I tried to run my script with disabled GPU usage on Mac (tf.config.set_visible_devices([], 'GPU')). It converges at least...

Epoch 1/3 704/704 [==============================] - 345s 485ms/step - loss: 0.5163 - accuracy: 0.7340 - val_loss: 0.4181 - val_accuracy: 0.8180

Epoch 2/3 704/704 [==============================] - 339s 482ms/step - loss: 0.3322 - accuracy: 0.8604 - val_loss: 0.3782 - val_accuracy: 0.8384

Epoch 3/3 704/704 [==============================] - 337s 478ms/step - loss: 0.2840 - accuracy: 0.8839 - val_loss: 0.3229 - val_accuracy: 0.8576

My old notebook with a Nvidia 960 mobile GPU (Windows11 + WSL2):

2023-10-06 12:15:25.031824: I tensorflow/compiler/xla/stream_executor/cuda/cuda_dnn.cc:432] Loaded cuDNN version 8902 Could not load symbol cublasGetSmCountTarget from libcublas.so.11. Error: /home/mzperx/miniconda3/envs/tf/lib/libcublas.so.11: undefined symbol: cublasGetSmCountTarget 2023-10-06 12:15:26.012204: I tensorflow/compiler/xla/service/service.cc:168] XLA service 0x7fda8c02a3e0 initialized for platform CUDA (this does not guarantee that XLA will be used). Devices: 2023-10-06 12:15:26.012311: I tensorflow/compiler/xla/service/service.cc:176] StreamExecutor device (0): NVIDIA GeForce GTX 960M, Compute Capability 5.0 2023-10-06 12:15:26.180842: I tensorflow/compiler/mlir/tensorflow/utils/dump_mlir_util.cc:255] disabling MLIR crash reproducer, set env var MLIR_CRASH_REPRODUCER_DIRECTORY to enable. 2023-10-06 12:15:27.076801: I ./tensorflow/compiler/jit/device_compiler.h:186] Compiled cluster using XLA! This line is logged at most once for the lifetime of the process.

704/704 [==============================] - 143s 176ms/step - loss: 0.4835 - accuracy: 0.7684 - val_loss: 0.4299 - val_accuracy: 0.8260

Epoch 2/3 704/704 [==============================] - 60s 85ms/step - loss: 0.3379 - accuracy: 0.8570 - val_loss: 0.3256 - val_accuracy: 0.8600

Epoch 3/3 704/704 [==============================] - 57s 81ms/step - loss: 0.2904 - accuracy: 0.8813 - val_loss: 0.3132 - val_accuracy: 0.8640

Google Colab with T4:

Dataset imdb_reviews downloaded and prepared to /root/tensorflow_datasets/imdb_reviews/plain_text/1.0.0. Subsequent calls will reuse this data.

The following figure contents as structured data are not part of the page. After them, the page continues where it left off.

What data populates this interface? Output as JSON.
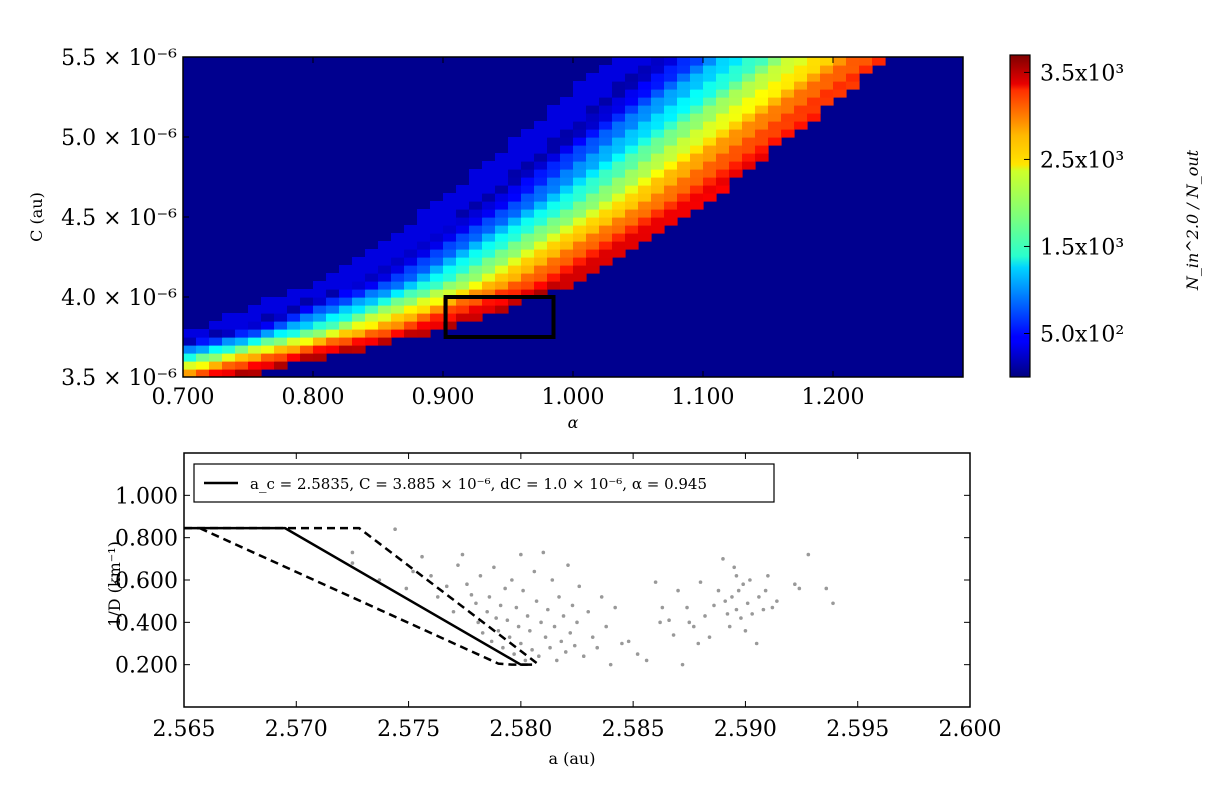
{
  "chart_data": [
    {
      "type": "heatmap",
      "xlabel": "α",
      "ylabel": "C (au)",
      "xlim": [
        0.7,
        1.3
      ],
      "ylim": [
        3.5e-06,
        5.5e-06
      ],
      "x_ticks": [
        "0.700",
        "0.800",
        "0.900",
        "1.000",
        "1.100",
        "1.200"
      ],
      "x_tick_values": [
        0.7,
        0.8,
        0.9,
        1.0,
        1.1,
        1.2
      ],
      "y_ticks": [
        "3.5 × 10⁻⁶",
        "4.0 × 10⁻⁶",
        "4.5 × 10⁻⁶",
        "5.0 × 10⁻⁶",
        "5.5 × 10⁻⁶"
      ],
      "y_tick_values": [
        3.5e-06,
        4e-06,
        4.5e-06,
        5e-06,
        5.5e-06
      ],
      "colorbar": {
        "label": "N_in^2.0 / N_out",
        "range": [
          0,
          3700
        ],
        "tick_labels": [
          "5.0x10²",
          "1.5x10³",
          "2.5x10³",
          "3.5x10³"
        ],
        "tick_values": [
          500,
          1500,
          2500,
          3500
        ],
        "colormap": "jet"
      },
      "band": {
        "description": "diagonal band of high values; peak ridge along lower-right edge",
        "ridge_alpha_at_C": [
          [
            0.74,
            3.5e-06
          ],
          [
            0.9,
            3.8e-06
          ],
          [
            1.0,
            4.1e-06
          ],
          [
            1.1,
            4.6e-06
          ],
          [
            1.24,
            5.5e-06
          ]
        ],
        "peak_value": 3600,
        "background_value": 0
      },
      "highlight_box": {
        "alpha_range": [
          0.902,
          0.985
        ],
        "C_range": [
          3.75e-06,
          4e-06
        ]
      }
    },
    {
      "type": "scatter",
      "xlabel": "a (au)",
      "ylabel": "1/D (km⁻¹)",
      "xlim": [
        2.565,
        2.6
      ],
      "ylim": [
        0.0,
        1.2
      ],
      "x_ticks": [
        "2.565",
        "2.570",
        "2.575",
        "2.580",
        "2.585",
        "2.590",
        "2.595",
        "2.600"
      ],
      "x_tick_values": [
        2.565,
        2.57,
        2.575,
        2.58,
        2.585,
        2.59,
        2.595,
        2.6
      ],
      "y_ticks": [
        "0.200",
        "0.400",
        "0.600",
        "0.800",
        "1.000"
      ],
      "y_tick_values": [
        0.2,
        0.4,
        0.6,
        0.8,
        1.0
      ],
      "legend": {
        "position": "top-left",
        "label": "a_c = 2.5835,  C = 3.885 × 10⁻⁶,  dC = 1.0 × 10⁻⁶,  α = 0.945"
      },
      "series": [
        {
          "style": "solid",
          "color": "#000000",
          "x": [
            2.565,
            2.5695,
            2.58,
            2.5805
          ],
          "y": [
            0.845,
            0.845,
            0.2,
            0.2
          ]
        },
        {
          "style": "dashed",
          "color": "#000000",
          "x": [
            2.565,
            2.5728,
            2.5808
          ],
          "y": [
            0.845,
            0.845,
            0.2
          ]
        },
        {
          "style": "dashed",
          "color": "#000000",
          "x": [
            2.5657,
            2.579,
            2.5796,
            2.5803
          ],
          "y": [
            0.845,
            0.205,
            0.2,
            0.2
          ]
        }
      ],
      "points_color": "#999999",
      "points": [
        [
          2.5725,
          0.73
        ],
        [
          2.5725,
          0.68
        ],
        [
          2.5737,
          0.6
        ],
        [
          2.5744,
          0.84
        ],
        [
          2.5749,
          0.56
        ],
        [
          2.5752,
          0.64
        ],
        [
          2.5756,
          0.71
        ],
        [
          2.576,
          0.62
        ],
        [
          2.5763,
          0.52
        ],
        [
          2.5767,
          0.57
        ],
        [
          2.577,
          0.45
        ],
        [
          2.5772,
          0.67
        ],
        [
          2.5774,
          0.72
        ],
        [
          2.5776,
          0.58
        ],
        [
          2.5778,
          0.53
        ],
        [
          2.578,
          0.49
        ],
        [
          2.5781,
          0.4
        ],
        [
          2.5782,
          0.62
        ],
        [
          2.5783,
          0.35
        ],
        [
          2.5785,
          0.45
        ],
        [
          2.5786,
          0.52
        ],
        [
          2.5787,
          0.31
        ],
        [
          2.5788,
          0.66
        ],
        [
          2.5789,
          0.42
        ],
        [
          2.579,
          0.36
        ],
        [
          2.5791,
          0.48
        ],
        [
          2.5792,
          0.28
        ],
        [
          2.5793,
          0.56
        ],
        [
          2.5794,
          0.41
        ],
        [
          2.5795,
          0.33
        ],
        [
          2.5796,
          0.6
        ],
        [
          2.5797,
          0.25
        ],
        [
          2.5798,
          0.47
        ],
        [
          2.5799,
          0.38
        ],
        [
          2.58,
          0.72
        ],
        [
          2.58,
          0.3
        ],
        [
          2.5801,
          0.55
        ],
        [
          2.5802,
          0.22
        ],
        [
          2.5803,
          0.43
        ],
        [
          2.5804,
          0.36
        ],
        [
          2.5805,
          0.27
        ],
        [
          2.5806,
          0.64
        ],
        [
          2.5807,
          0.5
        ],
        [
          2.5808,
          0.24
        ],
        [
          2.5809,
          0.4
        ],
        [
          2.581,
          0.73
        ],
        [
          2.5811,
          0.33
        ],
        [
          2.5812,
          0.46
        ],
        [
          2.5813,
          0.28
        ],
        [
          2.5814,
          0.6
        ],
        [
          2.5815,
          0.38
        ],
        [
          2.5816,
          0.22
        ],
        [
          2.5817,
          0.52
        ],
        [
          2.5818,
          0.31
        ],
        [
          2.5819,
          0.43
        ],
        [
          2.582,
          0.26
        ],
        [
          2.5821,
          0.67
        ],
        [
          2.5822,
          0.35
        ],
        [
          2.5823,
          0.48
        ],
        [
          2.5824,
          0.29
        ],
        [
          2.5825,
          0.4
        ],
        [
          2.5826,
          0.57
        ],
        [
          2.5828,
          0.24
        ],
        [
          2.583,
          0.45
        ],
        [
          2.5832,
          0.33
        ],
        [
          2.5834,
          0.28
        ],
        [
          2.5836,
          0.52
        ],
        [
          2.5838,
          0.38
        ],
        [
          2.584,
          0.2
        ],
        [
          2.5842,
          0.47
        ],
        [
          2.5845,
          0.3
        ],
        [
          2.5848,
          0.31
        ],
        [
          2.5852,
          0.25
        ],
        [
          2.5856,
          0.22
        ],
        [
          2.586,
          0.59
        ],
        [
          2.5863,
          0.47
        ],
        [
          2.5866,
          0.41
        ],
        [
          2.5868,
          0.34
        ],
        [
          2.587,
          0.55
        ],
        [
          2.5872,
          0.2
        ],
        [
          2.5875,
          0.4
        ],
        [
          2.5877,
          0.38
        ],
        [
          2.5879,
          0.3
        ],
        [
          2.588,
          0.59
        ],
        [
          2.5882,
          0.43
        ],
        [
          2.5884,
          0.33
        ],
        [
          2.5886,
          0.48
        ],
        [
          2.5888,
          0.55
        ],
        [
          2.589,
          0.7
        ],
        [
          2.5891,
          0.5
        ],
        [
          2.5892,
          0.44
        ],
        [
          2.5893,
          0.38
        ],
        [
          2.5894,
          0.52
        ],
        [
          2.5895,
          0.66
        ],
        [
          2.5896,
          0.46
        ],
        [
          2.5897,
          0.55
        ],
        [
          2.5898,
          0.42
        ],
        [
          2.5899,
          0.58
        ],
        [
          2.59,
          0.36
        ],
        [
          2.5901,
          0.49
        ],
        [
          2.5902,
          0.6
        ],
        [
          2.5903,
          0.44
        ],
        [
          2.5905,
          0.3
        ],
        [
          2.5906,
          0.52
        ],
        [
          2.5908,
          0.46
        ],
        [
          2.591,
          0.62
        ],
        [
          2.5912,
          0.47
        ],
        [
          2.5914,
          0.5
        ],
        [
          2.5922,
          0.58
        ],
        [
          2.5924,
          0.56
        ],
        [
          2.5928,
          0.72
        ],
        [
          2.5936,
          0.56
        ],
        [
          2.5939,
          0.49
        ],
        [
          2.5862,
          0.4
        ],
        [
          2.5874,
          0.47
        ],
        [
          2.5896,
          0.62
        ],
        [
          2.5909,
          0.55
        ]
      ]
    }
  ]
}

Epoch 1/3 704/704 [==============================] - 74s 89ms/step - loss: 0.4796 - accuracy: 0.7576 - val_loss: 0.4048 - val_accuracy: 0.8304

Epoch 2/3 704/704 [==============================] - 28s 40ms/step - loss: 0.3402 - accuracy: 0.8589 - val_loss: 0.3149 - val_accuracy: 0.8676

Epoch 3/3 704/704 [==============================] - 27s 38ms/step - loss: 0.2899 - accuracy: 0.8824 - val_loss: 0.3065 - val_accuracy: 0.8684

Same problem here. Running: tensorflow-macos 2.6.0 tensorflow-metal 0.1.1 Making Mac Studio with Somona using 20-40% GPU, as for MBP with Ventura using 80-90% GPU, on same code. And the Mac Studio with Somona 6-7 times slower!